Protection From Probate and Creditors
Assets placed in an irrevocable trust bypass the probate process entirely, offering several critical advantages, such as:
- Privacy since trust documents are private, unlike probate records
- Cost savings since you avoid probate fees and court costs
- Efficiency because you can avoid probate delays
- Creditor protection since assets properly transferred to an irrevocable trust are generally shielded from personal creditors
- Protection from potential lawsuits, as the assets no longer legally belong to you personally
This protection begins when assets are transferred into the trust, not just after your death.
Greater Control Over Asset Distribution
Irrevocable trusts offer significantly more control over how and when your assets transfer to beneficiaries because:
- Specific conditions can be established for distributions, such as reaching certain ages or milestones
- Structured distributions can protect beneficiaries from receiving large sums all at once
- Special provisions can be included for beneficiaries with special needs without jeopardizing government benefits
- Professional trustees can manage assets for beneficiaries who may lack financial experience
- Specific instructions can direct how funds should be used (education, health care, housing, etc.)
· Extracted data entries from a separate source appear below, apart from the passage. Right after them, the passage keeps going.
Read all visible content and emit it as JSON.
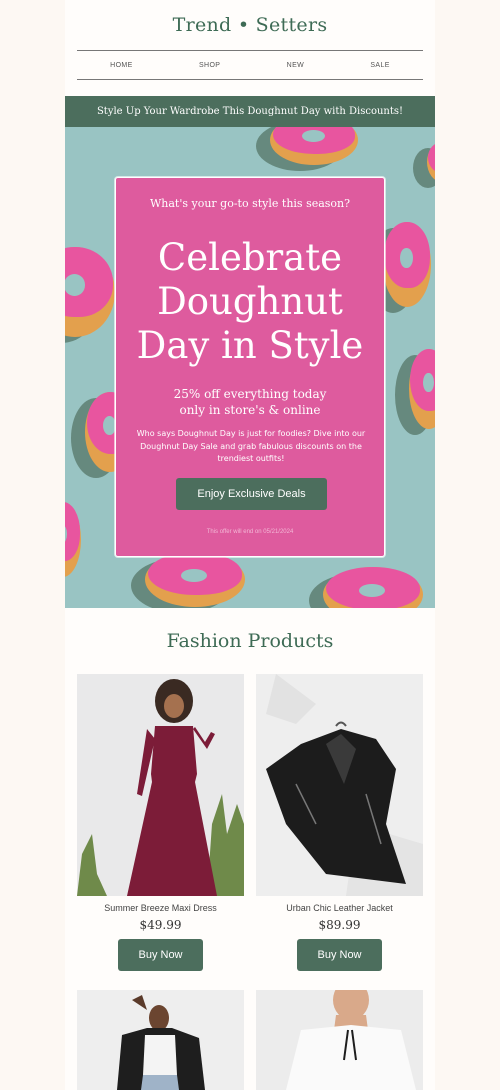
{
  "header": {
    "brand": "Trend • Setters",
    "nav": [
      "HOME",
      "SHOP",
      "NEW",
      "SALE"
    ]
  },
  "promo_bar": "Style Up Your Wardrobe This Doughnut Day with Discounts!",
  "hero": {
    "question": "What's your go-to style this season?",
    "headline_lines": [
      "Celebrate",
      "Doughnut",
      "Day in Style"
    ],
    "offer_lines": [
      "25% off everything today",
      "only in store's & online"
    ],
    "description": "Who says Doughnut Day is just for foodies? Dive into our Doughnut Day Sale and grab fabulous discounts on the trendiest outfits!",
    "cta": "Enjoy Exclusive Deals",
    "fine_print": "This offer will end on 05/21/2024"
  },
  "products_section": {
    "title": "Fashion Products",
    "items": [
      {
        "name": "Summer Breeze Maxi Dress",
        "price": "$49.99",
        "button": "Buy Now"
      },
      {
        "name": "Urban Chic Leather Jacket",
        "price": "$89.99",
        "button": "Buy Now"
      }
    ]
  },
  "colors": {
    "brand_green": "#4c6e5d",
    "hero_pink": "#de5b9e",
    "hero_teal": "#99c4c3"
  }
}
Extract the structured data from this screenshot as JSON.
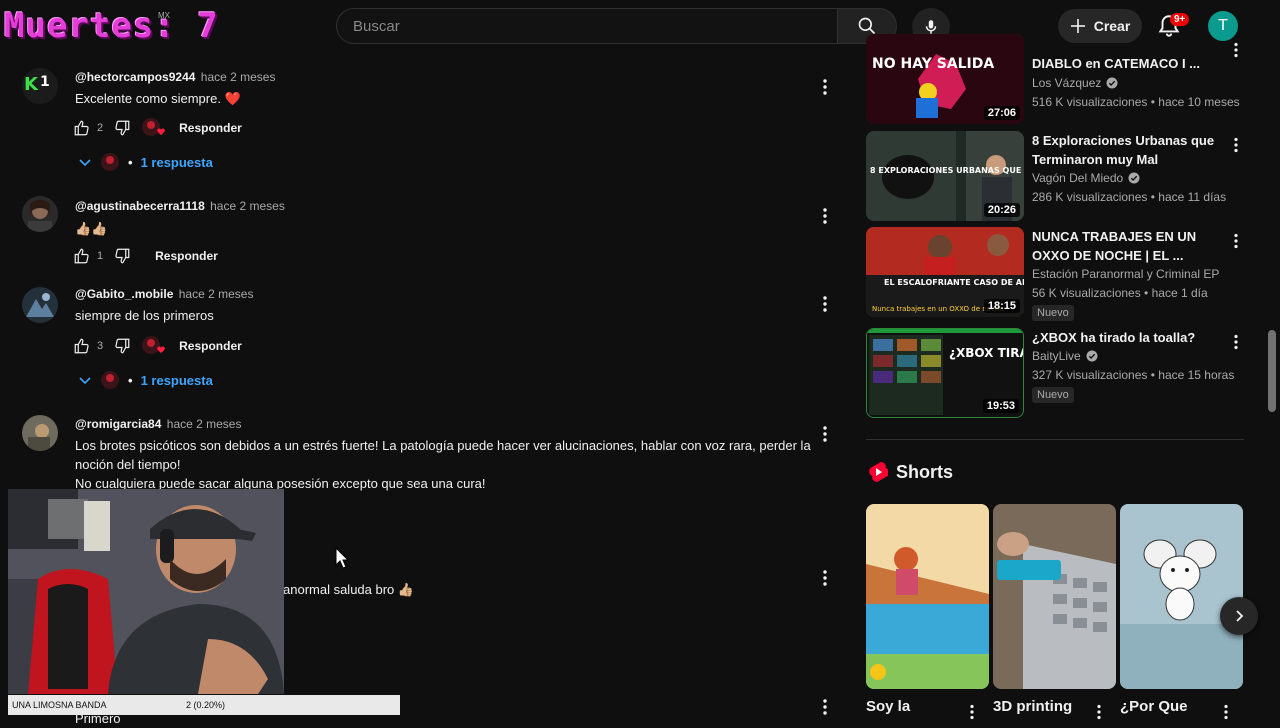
{
  "overlay": {
    "death_counter": "Muertes: 7",
    "country_code": "MX",
    "donation_name": "UNA LIMOSNA BANDA",
    "donation_value": "2 (0.20%)"
  },
  "header": {
    "search_placeholder": "Buscar",
    "create_label": "Crear",
    "notifications_badge": "9+",
    "avatar_letter": "T"
  },
  "comments": [
    {
      "author": "@hectorcampos9244",
      "time": "hace 2 meses",
      "text": "Excelente como siempre. ❤️",
      "likes": "2",
      "reply_label": "Responder",
      "replies_label": "1 respuesta"
    },
    {
      "author": "@agustinabecerra1118",
      "time": "hace 2 meses",
      "text": "👍🏼👍🏼",
      "likes": "1",
      "reply_label": "Responder"
    },
    {
      "author": "@Gabito_.mobile",
      "time": "hace 2 meses",
      "text": "siempre de los primeros",
      "likes": "3",
      "reply_label": "Responder",
      "replies_label": "1 respuesta"
    },
    {
      "author": "@romigarcia84",
      "time": "hace 2 meses",
      "text_lines": [
        "Los brotes psicóticos son debidos a un estrés fuerte! La patología puede hacer ver alucinaciones, hablar con voz rara, perder la",
        "noción del tiempo!",
        "No cualquiera puede sacar alguna posesión excepto que sea una cura!"
      ]
    },
    {
      "partial_text": "anormal saluda bro 👍🏼"
    },
    {
      "partial_text": "Primero"
    }
  ],
  "related_videos": [
    {
      "title": "DIABLO en CATEMACO I ...",
      "thumb_text": "NO HAY SALIDA",
      "channel": "Los Vázquez",
      "verified": true,
      "meta": "516 K visualizaciones • hace 10 meses",
      "duration": "27:06"
    },
    {
      "title": "8 Exploraciones Urbanas que Terminaron muy Mal",
      "thumb_text": "8 EXPLORACIONES URBANAS QUE",
      "channel": "Vagón Del Miedo",
      "verified": true,
      "meta": "286 K visualizaciones • hace 11 días",
      "duration": "20:26"
    },
    {
      "title": "NUNCA TRABAJES EN UN OXXO DE NOCHE | EL ...",
      "thumb_text": "EL ESCALOFRIANTE CASO DE AL",
      "thumb_subtext": "Nunca trabajes en un OXXO de noche",
      "channel": "Estación Paranormal y Criminal EP",
      "verified": false,
      "meta": "56 K visualizaciones • hace 1 día",
      "badge": "Nuevo",
      "duration": "18:15"
    },
    {
      "title": "¿XBOX ha tirado la toalla?",
      "thumb_text": "¿XBOX TIRA LA TOALLA?",
      "channel": "BaityLive",
      "verified": true,
      "meta": "327 K visualizaciones • hace 15 horas",
      "badge": "Nuevo",
      "duration": "19:53"
    }
  ],
  "shorts": {
    "heading": "Shorts",
    "items": [
      {
        "title": "Soy la"
      },
      {
        "title": "3D printing"
      },
      {
        "title": "¿Por Que"
      }
    ]
  },
  "colors": {
    "background": "#0f0f0f",
    "link_blue": "#3ea6ff",
    "shorts_red": "#ff0033",
    "overlay_magenta": "#e43dd8"
  }
}
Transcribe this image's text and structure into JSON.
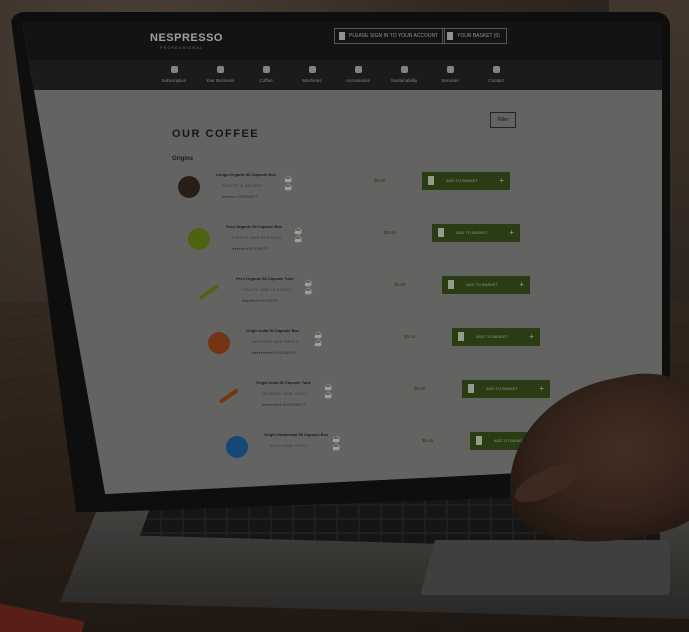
{
  "site": {
    "logo": "NESPRESSO",
    "logo_sub": "PROFESSIONAL",
    "header_buttons": [
      {
        "label": "PLEASE SIGN IN TO YOUR ACCOUNT"
      },
      {
        "label": "YOUR BASKET (0)"
      }
    ],
    "nav": [
      {
        "label": "Subscription",
        "icon": "subscription-icon"
      },
      {
        "label": "Your Business",
        "icon": "business-icon"
      },
      {
        "label": "Coffee",
        "icon": "coffee-icon"
      },
      {
        "label": "Machines",
        "icon": "machine-icon"
      },
      {
        "label": "Accessories",
        "icon": "accessories-icon"
      },
      {
        "label": "Sustainability",
        "icon": "sustainability-icon"
      },
      {
        "label": "Services",
        "icon": "services-icon"
      },
      {
        "label": "Contact",
        "icon": "contact-icon"
      }
    ]
  },
  "page": {
    "title": "OUR COFFEE",
    "filter_label": "Filter",
    "section": "Origins"
  },
  "products": [
    {
      "name": "Congo Organic 50 Capsule Box",
      "notes": "FRUITY & BRIGHT",
      "rating": "●●●●●● 7 INTENSITY",
      "price": "$5.46",
      "basket": "ADD TO BASKET",
      "color": "#3a2a1e"
    },
    {
      "name": "Peru Organic 50 Capsule Box",
      "notes": "FRUITY AND ELEGANT",
      "rating": "●●●●●● 6 INTENSITY",
      "price": "$5.46",
      "basket": "ADD TO BASKET",
      "color": "#6b8a1a"
    },
    {
      "name": "Peru Organic 50 Capsule Tube",
      "notes": "FRUITY AND ELEGANT",
      "rating": "●●●●●● 6 INTENSITY",
      "price": "$5.46",
      "basket": "ADD TO BASKET",
      "color": "#6b8a1a"
    },
    {
      "name": "Origin India 50 Capsule Box",
      "notes": "INTENSE AND SPICY",
      "rating": "●●●●●●●●● 10 INTENSITY",
      "price": "$5.46",
      "basket": "ADD TO BASKET",
      "color": "#a04a1a"
    },
    {
      "name": "Origin India 50 Capsule Tube",
      "notes": "INTENSE AND SPICY",
      "rating": "●●●●●●●●● 10 INTENSITY",
      "price": "$5.46",
      "basket": "ADD TO BASKET",
      "color": "#a04a1a"
    },
    {
      "name": "Origin Guatemala 50 Capsule Box",
      "notes": "BOLD AND SILKY",
      "rating": "",
      "price": "$5.46",
      "basket": "ADD TO BASKET",
      "color": "#1f63a8"
    }
  ]
}
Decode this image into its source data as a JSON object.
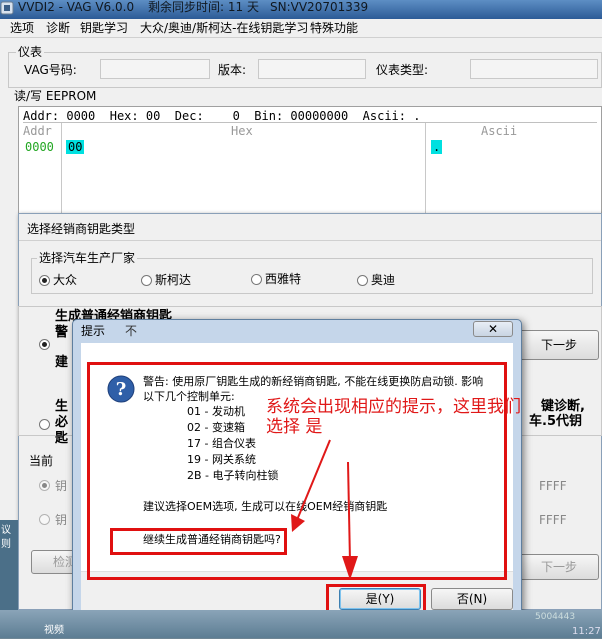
{
  "window": {
    "title": "VVDI2 - VAG V6.0.0",
    "sync_label": "剩余同步时间: 11 天",
    "serial": "SN:VV20701339"
  },
  "menu": [
    "选项",
    "诊断",
    "钥匙学习",
    "大众/奥迪/斯柯达-在线钥匙学习",
    "特殊功能"
  ],
  "instrument": {
    "group_title": "仪表",
    "vag_label": "VAG号码:",
    "version_label": "版本:",
    "type_label": "仪表类型:"
  },
  "eeprom": {
    "group_title": "读/写 EEPROM",
    "addr_label": "Addr:",
    "addr_value": "0000",
    "hex_label": "Hex:",
    "hex_value": "00",
    "dec_label": "Dec:",
    "dec_value": "0",
    "bin_label": "Bin:",
    "bin_value": "00000000",
    "ascii_label": "Ascii:",
    "ascii_value": ".",
    "col_addr": "Addr",
    "col_hex": "Hex",
    "col_ascii": "Ascii",
    "row_addr": "0000",
    "row_hex": "00",
    "row_ascii": "."
  },
  "dealer_dialog": {
    "title": "选择经销商钥匙类型",
    "manufacturer_group": "选择汽车生产厂家",
    "brands": [
      "大众",
      "斯柯达",
      "西雅特",
      "奥迪"
    ],
    "selected_brand": "大众",
    "option1_title": "生成普通经销商钥匙",
    "option1_l2": "警",
    "option1_l3": "建",
    "next_button": "下一步",
    "option2_l1": "生",
    "option2_l2": "必",
    "option2_l3": "匙",
    "option2_right_1": "键诊断,",
    "option2_right_2": "车.5代钥",
    "current_group": "当前",
    "cur_l1": "钥",
    "cur_l2": "钥",
    "ffff_1": "FFFF",
    "ffff_2": "FFFF",
    "detect_button": "检测原",
    "next_button_2": "下一步"
  },
  "prompt": {
    "title": "提示",
    "behind_text": "不",
    "warning_line1": "警告: 使用原厂钥匙生成的新经销商钥匙, 不能在线更换防启动锁. 影响",
    "warning_line2": "以下几个控制单元:",
    "units": [
      "01 - 发动机",
      "02 - 变速箱",
      "17 - 组合仪表",
      "19 - 网关系统",
      "2B - 电子转向柱锁"
    ],
    "recommend": "建议选择OEM选项, 生成可以在线OEM经销商钥匙",
    "question": "继续生成普通经销商钥匙吗?",
    "yes_button": "是(Y)",
    "no_button": "否(N)"
  },
  "annotation": {
    "line1": "系统会出现相应的提示，这里我们",
    "line2": "选择    是",
    "color": "#e01818"
  },
  "desktop": {
    "left_label": "议则",
    "bottom_left": "视频",
    "clock": "11:27",
    "code_fragment": "5004443"
  }
}
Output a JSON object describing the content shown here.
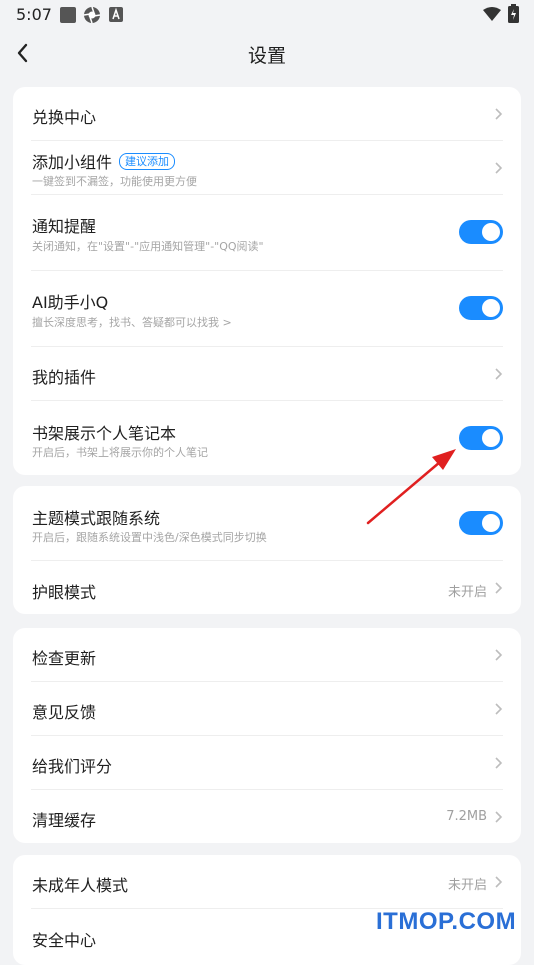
{
  "status_bar": {
    "time": "5:07"
  },
  "header": {
    "title": "设置"
  },
  "group1": [
    {
      "label": "兑换中心"
    },
    {
      "label": "添加小组件",
      "badge": "建议添加",
      "sub": "一键签到不漏签，功能使用更方便"
    },
    {
      "label": "通知提醒",
      "sub": "关闭通知，在\"设置\"-\"应用通知管理\"-\"QQ阅读\"",
      "toggle_on": true
    },
    {
      "label": "AI助手小Q",
      "sub": "擅长深度思考，找书、答疑都可以找我 >",
      "toggle_on": true
    },
    {
      "label": "我的插件"
    },
    {
      "label": "书架展示个人笔记本",
      "sub": "开启后，书架上将展示你的个人笔记",
      "toggle_on": true
    }
  ],
  "group2": [
    {
      "label": "主题模式跟随系统",
      "sub": "开启后，跟随系统设置中浅色/深色模式同步切换",
      "toggle_on": true
    },
    {
      "label": "护眼模式",
      "value": "未开启"
    }
  ],
  "group3": [
    {
      "label": "检查更新"
    },
    {
      "label": "意见反馈"
    },
    {
      "label": "给我们评分"
    },
    {
      "label": "清理缓存",
      "value": "7.2MB"
    }
  ],
  "group4": [
    {
      "label": "未成年人模式",
      "value": "未开启"
    },
    {
      "label": "安全中心"
    }
  ],
  "watermark": "ITMOP.COM",
  "colors": {
    "accent": "#1a8cff",
    "annotation_arrow": "#e02020"
  }
}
This level of control allows you to extend your wishes well beyond your lifetime, ensuring that your assets support your loved ones exactly as you intend. A well-structured trust can provide guidance and support for generations, while a life estate simply transfers ownership with no ongoing direction.
Medicaid Eligibility
At some point, you may need Medicaid to pay for long-term care in a nursing home or an assisted living facility. To be eligible for these benefits, you may have to “spend down” your assets to meet Medicaid’s strict financial requirements to ensure you qualify.
You can transfer your home into an irrevocable trust to help you spend down and qualify for Medicaid benefits. When you make this transfer, the trust becomes the legal owner of your home. However, you’re still allowed to live in it for the rest of your life. After your death, the property transfers automatically to the trust without going through probate.